А в том, что происходило нечто, сомневаться не приходилось. Театр, о котором писала пресса, больше не был его театром. Журналисты, восхищенные успехом труппы Соколовского в Италии и непременно упоминавшие об этом успехе в каждой заметке, все больше внимания уделяли тому, как изменился бывший подвальчик на окраине Москвы, как по-новому заиграли краски театра «под руководством временно исполняющего обязанности режиссера В. Демичева», как охотно «разворачивается он теперь лицом к массовому зрителю»… Один из материалов так и назывался: «Новая жизнь старого театра». Другой — интервью с ведущей актрисой театра Лидией Плетневой — бросался в глаза крупным заголовком: «Зонтик» последней модели». В нем журналист взахлеб восхищался тем, как расширилась аудитория прежде камерного и элитарного спектакля, насколько понятнее он стал рядовому любителю искусства. А Лидия Плетнева охотно подтверждала: да, мы уходим от интонации «избранности» в наших работах, мы хотим быть ближе к массовому зрителю… Сказанное подтверждалось огромными фотографиями, на которых Алексей не сразу сумел опознать финальную картину своего любимого «Зонтика»: новые, яркие костюмы, иная сценография, огромный аляповатый «задник» на сцене совершенно изменили внешний образ спектакля, звучание его мелодии.

— Так-так, — пробормотал он, откидываясь на спинку скамьи под старым раскидистым дубом, где сидел уже несколько часов, и быстро набирая несколько знакомых цифр на мобильном телефоне. — Так-так-так…

Он хотел поговорить с Демичевым. А может быть, с Леней Лариным. Или, еще лучше, с Ванечкой Зотовым… Все равно с кем, лишь бы разобраться, что же все-таки происходит в театре, который по-прежнему официально именуется труппой Алексея Соколовского.

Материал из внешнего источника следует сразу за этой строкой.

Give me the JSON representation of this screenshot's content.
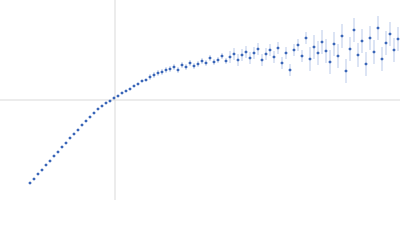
{
  "chart_data": {
    "type": "scatter",
    "x": [
      -0.85,
      -0.81,
      -0.77,
      -0.73,
      -0.69,
      -0.65,
      -0.61,
      -0.57,
      -0.53,
      -0.49,
      -0.45,
      -0.41,
      -0.37,
      -0.33,
      -0.29,
      -0.25,
      -0.21,
      -0.17,
      -0.13,
      -0.09,
      -0.05,
      -0.01,
      0.03,
      0.07,
      0.11,
      0.15,
      0.19,
      0.23,
      0.27,
      0.31,
      0.35,
      0.39,
      0.43,
      0.47,
      0.51,
      0.55,
      0.59,
      0.63,
      0.67,
      0.71,
      0.75,
      0.79,
      0.83,
      0.87,
      0.91,
      0.95,
      0.99,
      1.03,
      1.07,
      1.11,
      1.15,
      1.19,
      1.23,
      1.27,
      1.31,
      1.35,
      1.39,
      1.43,
      1.47,
      1.51,
      1.55,
      1.59,
      1.63,
      1.67,
      1.71,
      1.75,
      1.79,
      1.83,
      1.87,
      1.91,
      1.95,
      1.99,
      2.03,
      2.07,
      2.11,
      2.15,
      2.19,
      2.23,
      2.27,
      2.31,
      2.35,
      2.39,
      2.43,
      2.47,
      2.51,
      2.55,
      2.59,
      2.63,
      2.67,
      2.71,
      2.75,
      2.79,
      2.83
    ],
    "series": [
      {
        "color": "#3a66b8",
        "error_color": "#a9bde3",
        "values": [
          -0.83,
          -0.79,
          -0.74,
          -0.7,
          -0.65,
          -0.61,
          -0.56,
          -0.52,
          -0.47,
          -0.43,
          -0.38,
          -0.34,
          -0.3,
          -0.25,
          -0.21,
          -0.17,
          -0.13,
          -0.09,
          -0.06,
          -0.03,
          -0.01,
          0.02,
          0.04,
          0.07,
          0.09,
          0.11,
          0.14,
          0.16,
          0.19,
          0.2,
          0.23,
          0.25,
          0.27,
          0.28,
          0.3,
          0.31,
          0.33,
          0.3,
          0.35,
          0.33,
          0.37,
          0.34,
          0.36,
          0.39,
          0.37,
          0.42,
          0.38,
          0.4,
          0.44,
          0.39,
          0.43,
          0.46,
          0.4,
          0.45,
          0.48,
          0.42,
          0.47,
          0.51,
          0.4,
          0.46,
          0.5,
          0.43,
          0.52,
          0.37,
          0.47,
          0.3,
          0.5,
          0.55,
          0.44,
          0.62,
          0.41,
          0.53,
          0.47,
          0.58,
          0.49,
          0.38,
          0.56,
          0.44,
          0.64,
          0.29,
          0.51,
          0.7,
          0.45,
          0.59,
          0.36,
          0.62,
          0.48,
          0.72,
          0.41,
          0.57,
          0.66,
          0.5,
          0.61
        ],
        "errors": [
          0.01,
          0.01,
          0.01,
          0.01,
          0.01,
          0.01,
          0.01,
          0.01,
          0.01,
          0.01,
          0.01,
          0.01,
          0.01,
          0.01,
          0.01,
          0.01,
          0.01,
          0.01,
          0.01,
          0.01,
          0.01,
          0.01,
          0.01,
          0.01,
          0.01,
          0.01,
          0.01,
          0.01,
          0.01,
          0.01,
          0.03,
          0.03,
          0.03,
          0.03,
          0.03,
          0.03,
          0.03,
          0.03,
          0.03,
          0.03,
          0.03,
          0.03,
          0.03,
          0.03,
          0.03,
          0.03,
          0.03,
          0.03,
          0.03,
          0.03,
          0.06,
          0.06,
          0.06,
          0.06,
          0.06,
          0.06,
          0.06,
          0.06,
          0.06,
          0.06,
          0.06,
          0.06,
          0.06,
          0.06,
          0.06,
          0.06,
          0.06,
          0.06,
          0.06,
          0.06,
          0.12,
          0.12,
          0.12,
          0.12,
          0.12,
          0.12,
          0.12,
          0.12,
          0.12,
          0.12,
          0.12,
          0.12,
          0.12,
          0.12,
          0.12,
          0.12,
          0.12,
          0.12,
          0.12,
          0.12,
          0.12,
          0.12,
          0.12
        ]
      }
    ],
    "xlim": [
      -1.15,
      2.85
    ],
    "ylim": [
      -1,
      1
    ],
    "axes_at_zero": true,
    "axis_color": "#d8d8d8"
  }
}
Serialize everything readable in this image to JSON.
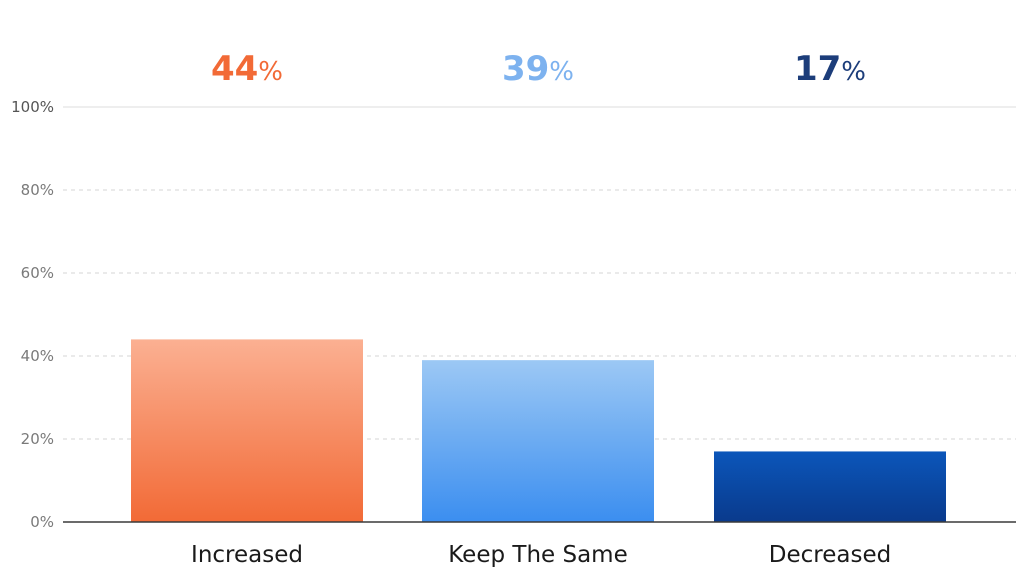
{
  "chart_data": {
    "type": "bar",
    "title": "",
    "xlabel": "",
    "ylabel": "",
    "categories": [
      "Increased",
      "Keep The Same",
      "Decreased"
    ],
    "values": [
      44,
      39,
      17
    ],
    "value_labels": [
      {
        "number": "44",
        "unit": "%"
      },
      {
        "number": "39",
        "unit": "%"
      },
      {
        "number": "17",
        "unit": "%"
      }
    ],
    "ylim": [
      0,
      100
    ],
    "yticks": [
      0,
      20,
      40,
      60,
      80,
      100
    ],
    "ytick_labels": [
      "0%",
      "20%",
      "40%",
      "60%",
      "80%",
      "100%"
    ],
    "grid": true,
    "legend": "none",
    "colors": {
      "increased": {
        "top": "#fbb092",
        "bottom": "#f26a36",
        "label": "#f26a36"
      },
      "keep_the_same": {
        "top": "#9cc8f4",
        "bottom": "#3b8ef0",
        "label": "#7db2ef"
      },
      "decreased": {
        "top": "#0b56ba",
        "bottom": "#0a3a8c",
        "label": "#1c3d7a"
      }
    }
  }
}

Хотел — и не успел. Большая тень упала на его скамейку, газетные листы посыпались от движения воздуха, и знакомый голос произнес:

— Алексей Михайлович, здравствуйте!

Он поднял глаза. Иван Зотов — рослый, красивый, улыбающийся, но какой-то непривычно взъерошенный и напряженный — стоял перед ним собственной персоной.

— О, Иван! На ловца и зверь бежит. Очень рад тебя видеть. — Соколовский, сам удивляясь собственной уверенности, пожал своему ведущему актеру руку и кивком предложил присесть рядом. — Знаешь, куда звонил? К нам, в театр. Что там вообще происходит? Что это за «новый поворот навстречу трудящимся»?

Режиссер шутил, потому что ему не хотелось начинать сразу с острых вопросов и подвигать Ивана к вольным или невольным кляузам на Володю Демичева. Однако актер шуток не принял; очень серьезно и медленно, глядя не в глаза собеседнику, а куда-то вбок, он проговорил:

— Извините, что давно у вас не был. Мне хотелось решить свои проблемы, устроиться окончательно, а потом уж рассказывать о переменах в своей жизни.

— О переменах? — Соколовский еще ничего не понимал.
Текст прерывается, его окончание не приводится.